Delicious Delectables: 

  • Mac & Cheese for dinner. ‘CAUSE I’M AN ADULT.
  • Sous vide steak leftover from yesterday. <- Very Adult.
  • 3 Lindor Lindt White Chocolate Truffle balls. ‘CAUSE I’M AN ADULT.

Quotent Quotables: 

  • [Nay, nein, nopes!]

Real Realizations: 

  • Emotions can come out via dreams, too! And be satisfied in a real way. 
  • I enjoy staying in one place for a while. Meeting people and immersing in their day-to-day life before moving on.
    • This trip is about understanding different cultures. I haven’t seen any of Austin (any!), but I’ve spent time living with a family and loving it!

[Redacted]

  • [Redacted].
  • [Redacted].
  • [Redacted].


Exciting Events: 

  • Woke up late. Had some caffeine at 9:30am, then slept until noon. 
  • Between 9:30am and noon, had a very strong emotional processing via dream. Felt like processing some very strong negative feelings about [redacted]. Spoke in babytalk in the dream in a really strong, healing way, like the childish wonder was spreading over the terrible feelings. 
  • Walked Smidge in the morning. 
  • Wrote up a report on my experience of Myschevia. 
  • Clocked 2 hrs into [redacted].  
  • Sent a joke to my improv group’s texting group. Enjoyed making & sharing it. They riffed on it, too. 
  • Called [redacted]. He talked about his depression and how his father abused him. Enjoyed helping him talk through it. 
    • Shared my methods for countering depression with him. Helpful, they seemed, and fun 🙂

Alluring Activities: 

  • Catching up with work. ALL CAUGHT UP SOON.
  • Daily meetings at 11 and 1. That means [redacted] on weekdays! Woot woot! [redacted] Hooray! 

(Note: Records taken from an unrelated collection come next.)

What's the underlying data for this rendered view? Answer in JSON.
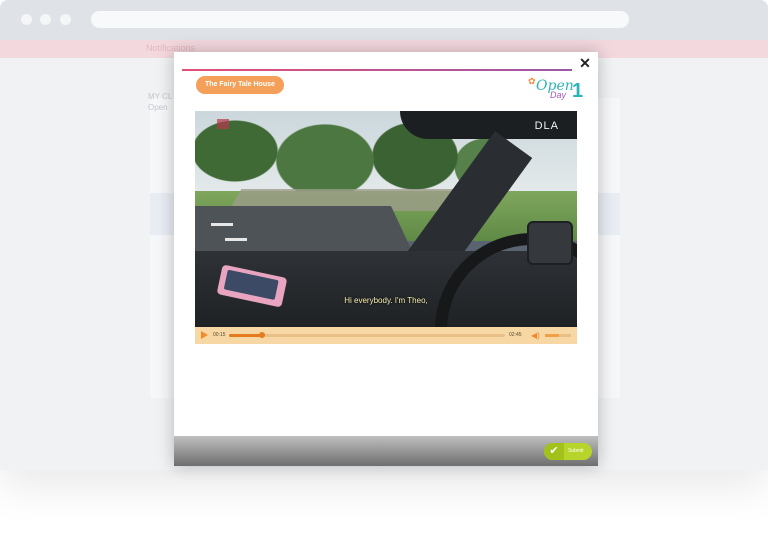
{
  "browser": {
    "app_title": "Notifications"
  },
  "background": {
    "line1": "MY CL",
    "line2": "Open"
  },
  "modal": {
    "close_label": "✕",
    "activity_tag": "The Fairy Tale House",
    "logo": {
      "word": "Open",
      "sub": "Day",
      "number": "1"
    },
    "video": {
      "brand": "DLA",
      "subtitle": "Hi everybody. I'm Theo,",
      "current_time": "00:15",
      "duration": "02:45",
      "progress": 0.12,
      "volume": 0.55
    },
    "footer": {
      "submit_label": "Submit"
    }
  },
  "colors": {
    "tag": "#f5a05a",
    "accent_line_start": "#e44f77",
    "accent_line_end": "#9d58a6",
    "submit": "#b6d429",
    "player_bar": "#f7d7a3"
  },
  "icons": [
    "close-icon",
    "play-icon",
    "volume-icon",
    "check-icon"
  ]
}
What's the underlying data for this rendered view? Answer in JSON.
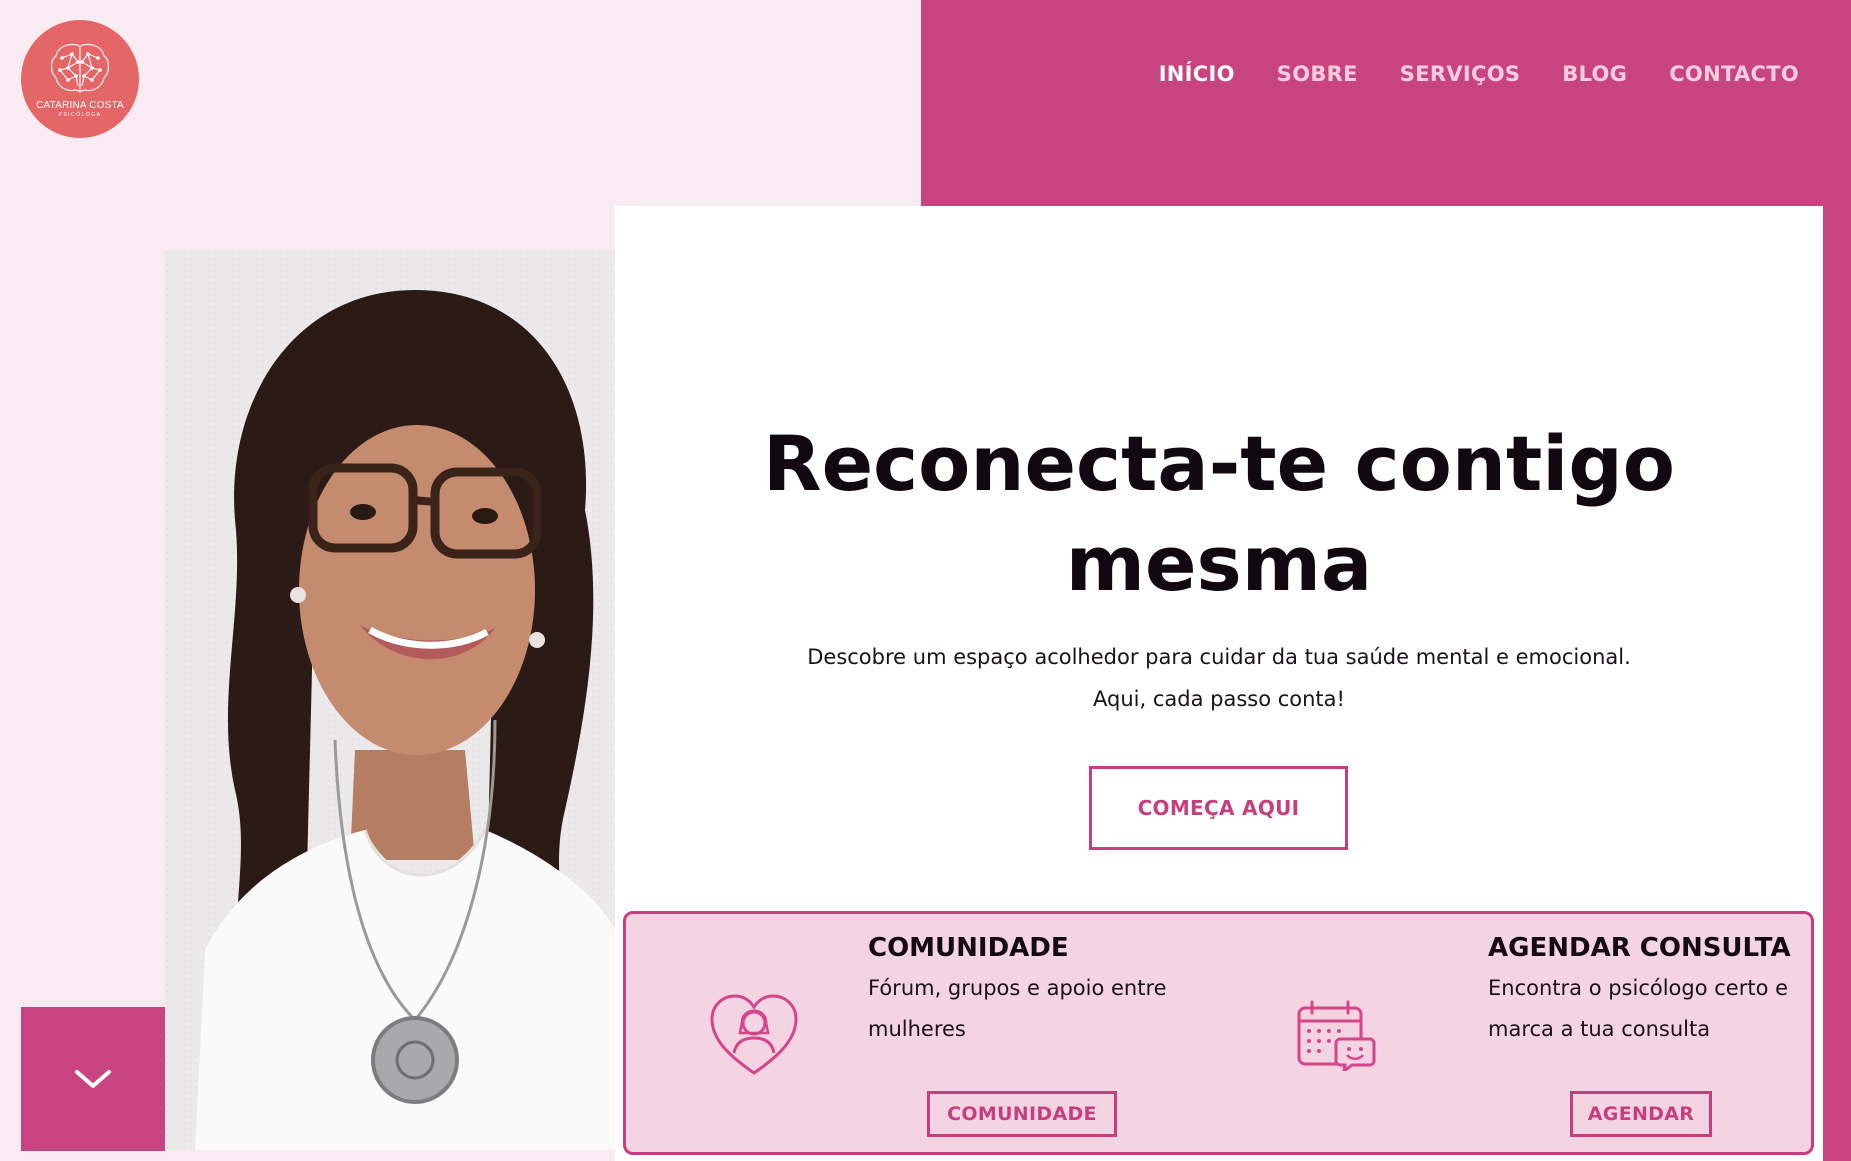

Travel Log 191021 (Redacted Version)

Start: [Redacted], Pflugerville, TX

End: [Redacted], Pflugerville, TX

Delicious Delectables: 

  • Ate 4 cans of Campbell’s Chicken Noodle Soup. 
  • Ate a handful of Lindor Lindt White Chocolate Truffles. 
  • Sous vided steak for David & Stephanie. Muy delicioso!

Quotent Quotables: 

  • [NAUGHT!]

Real Realizations: 

  • Didn’t go farther than 0.5 miles from the house today. Drank red wine.
    • Both contribute to my sadness this evening. 
  • [Redacted] got steak lodged in his esophagus. That’s 3 major dangerous events in my life involving people eating too large pieces of steak. Clearly it fucking happens. CUT YOUR STEAK SMALL, PEOPLE!

Exciting Events: 

  • Renegotiated the [redacted] deal. Now get [redacted] & the equivalent of [redacted] in equity. Feel fine about it. 
  • Worked on [redacted] for 2.25 hours. 
  • Completed an [redacted] chapter & sent it back. 
  • Defeated level 7 in Hogwarts Battle. KILLIN’ IT! 

Alluring Activities: 

  • Halloween in New Orleans! 
  • [Redacted]’s birthday party in St Louis. Should be OFF THE HIZZOUSE. 
  • Writing a response letter to [redacted]. I miss her.